Archive pour le 11.2009

Assigné à résidence

samedi 28 novembre 2009

L’ « affaire Polanski » a pris un tour nouveau avec la libération imminente du cinéaste de la prison de Zurich. Ainsi en a décidé mercredi dernier le Tribunal pénal fédéral de Bellinzone. Cette libération est assortie de conditions pour le moins draconiennes. Il s’agira donc d’une mise en liberté sous caution. Celle-ci n’est pas uniquement financière – Roman Polanski doit s’acquitter d’une caution de 4,5 millions de francs suisses (équivalent de 3 millions d’euros) – mais touche aussi à sa mobilité même : muni d’un bracelet électronique, le cinéaste sera contraint à la réclusion à l’intérieur de son chalet de Gstaad, en attendant les futures péripéties judiciaires.
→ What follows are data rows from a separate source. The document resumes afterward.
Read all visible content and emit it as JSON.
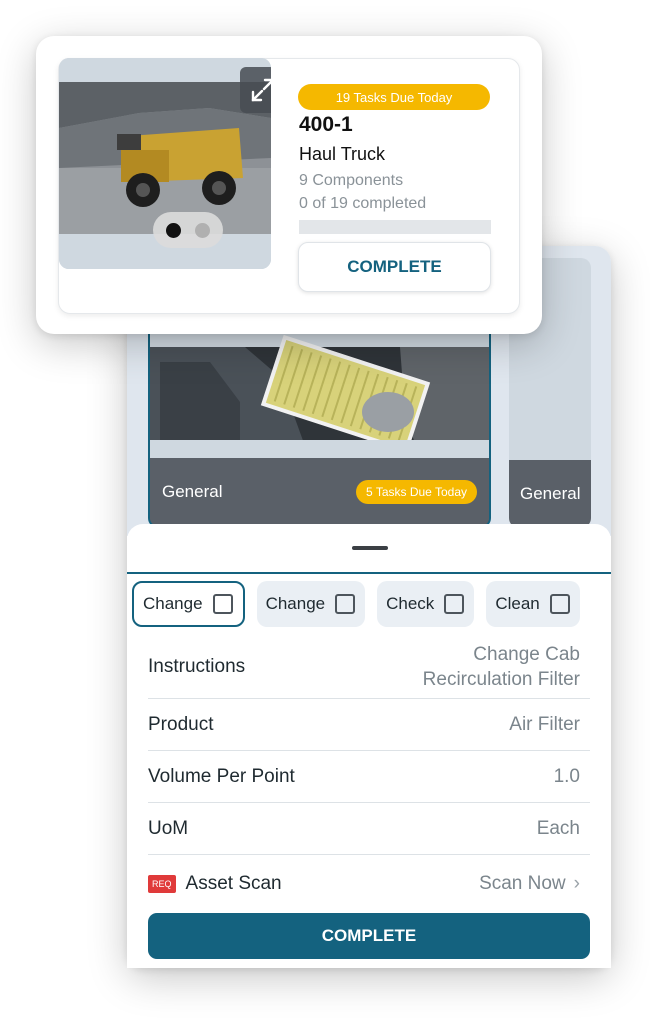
{
  "asset_card": {
    "due_badge": "19 Tasks Due Today",
    "asset_id": "400-1",
    "asset_type": "Haul Truck",
    "components": "9 Components",
    "progress_text": "0 of 19 completed",
    "progress_fraction": 0,
    "complete_label": "COMPLETE",
    "carousel_pages": 2,
    "carousel_active": 1
  },
  "components": [
    {
      "title": "General",
      "badge": "5 Tasks Due Today"
    },
    {
      "title": "General",
      "badge": ""
    }
  ],
  "tasks": [
    {
      "label": "Change",
      "checked": false,
      "selected": true
    },
    {
      "label": "Change",
      "checked": false,
      "selected": false
    },
    {
      "label": "Check",
      "checked": false,
      "selected": false
    },
    {
      "label": "Clean",
      "checked": false,
      "selected": false
    }
  ],
  "details": {
    "instructions_label": "Instructions",
    "instructions_value_line1": "Change Cab",
    "instructions_value_line2": "Recirculation Filter",
    "product_label": "Product",
    "product_value": "Air Filter",
    "volume_label": "Volume Per Point",
    "volume_value": "1.0",
    "uom_label": "UoM",
    "uom_value": "Each",
    "req_tag": "REQ",
    "scan_label": "Asset Scan",
    "scan_value": "Scan Now"
  },
  "main_complete_label": "COMPLETE",
  "colors": {
    "brand": "#14627f",
    "badge": "#f5b800",
    "required": "#e03a3a"
  }
}
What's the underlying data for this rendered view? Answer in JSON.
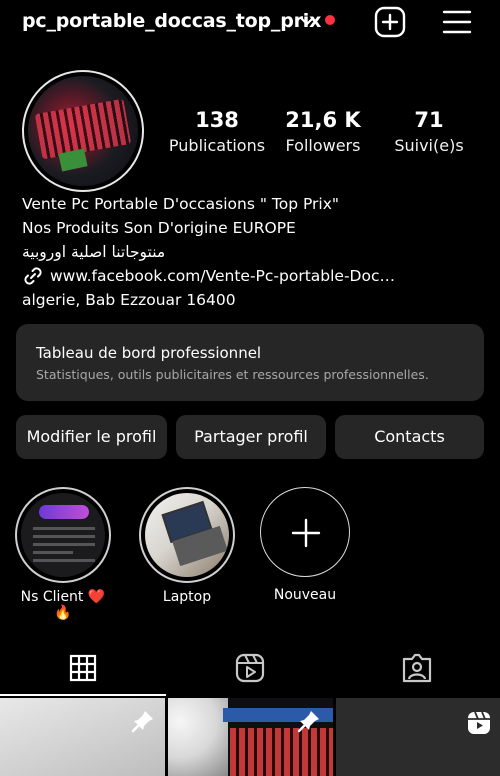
{
  "header": {
    "username": "pc_portable_doccas_top_prix",
    "icons": [
      "chevron-down-icon",
      "notification-dot",
      "add-icon",
      "menu-icon"
    ],
    "accent_color": "#ff3040"
  },
  "profile": {
    "stats": [
      {
        "value": "138",
        "label": "Publications"
      },
      {
        "value": "21,6 K",
        "label": "Followers"
      },
      {
        "value": "71",
        "label": "Suivi(e)s"
      }
    ],
    "bio": {
      "name": "Vente Pc Portable D'occasions \" Top Prix\"",
      "line1": "Nos Produits Son D'origine EUROPE",
      "arabic": "منتوجاتنا اصلية اوروبية",
      "link": "www.facebook.com/Vente-Pc-portable-Doc…",
      "location": "algerie, Bab Ezzouar 16400"
    }
  },
  "dashboard": {
    "title": "Tableau de bord professionnel",
    "subtitle": "Statistiques, outils publicitaires et ressources professionnelles."
  },
  "buttons": {
    "edit": "Modifier le profil",
    "share": "Partager profil",
    "contacts": "Contacts"
  },
  "highlights": [
    {
      "label": "Ns Client ❤️🔥"
    },
    {
      "label": "Laptop"
    },
    {
      "label": "Nouveau"
    }
  ],
  "tabs": [
    "grid-icon",
    "reels-icon",
    "tagged-icon"
  ]
}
Le dispositif sophistiqué et coercitif mis au point par la justice suisse s’inscrit dans une cruelle et cynique logique, qui se résume en deux mots : surveiller et punir. Qui ose encore en douter ? Et qui peut encore oser dire que Roman Polanski aura bénéficié de privilèges ou d’un traitement de faveur, du fait d’être cinéaste, artiste et mondialement connu ? C’est bien le contraire dont il s’agit, avec la mise au point de technique sophistiquée et ultra moderne, allant de la souricière (rappelons que Roman Polanski était l’invité officiel de la Suisse, pour recevoir un prix honorifique d’un festival de cinéma, que le ministre de la Culture helvète l’attendait au bas de la passerelle de l’avion tandis que le ministre de la Justice opérait de son côté pour le cueillir et l’emprisonner), jusqu’au contrôle électronique. Le sort infligé à Polanski fait penser à ces temps archaïques où l’homme était pris au piège de sa propre liberté, enfermé à l’air libre mais très étroitement surveillé. Le même scénario, avec changement d’époque : d’un ghetto à l’autre… À peu près tous les films de Polanski ont pour thème cette dimension absurde du monde réel, cette angoisse et cette peur de l’homme d’être prisonnier. Aujourd’hui la réalité rattrape l’imaginaire, avec ce scénario macabre mis au point par la Suisse. La prochaine séquence consistera sans doute dans le fait de le livrer à la justice californienne.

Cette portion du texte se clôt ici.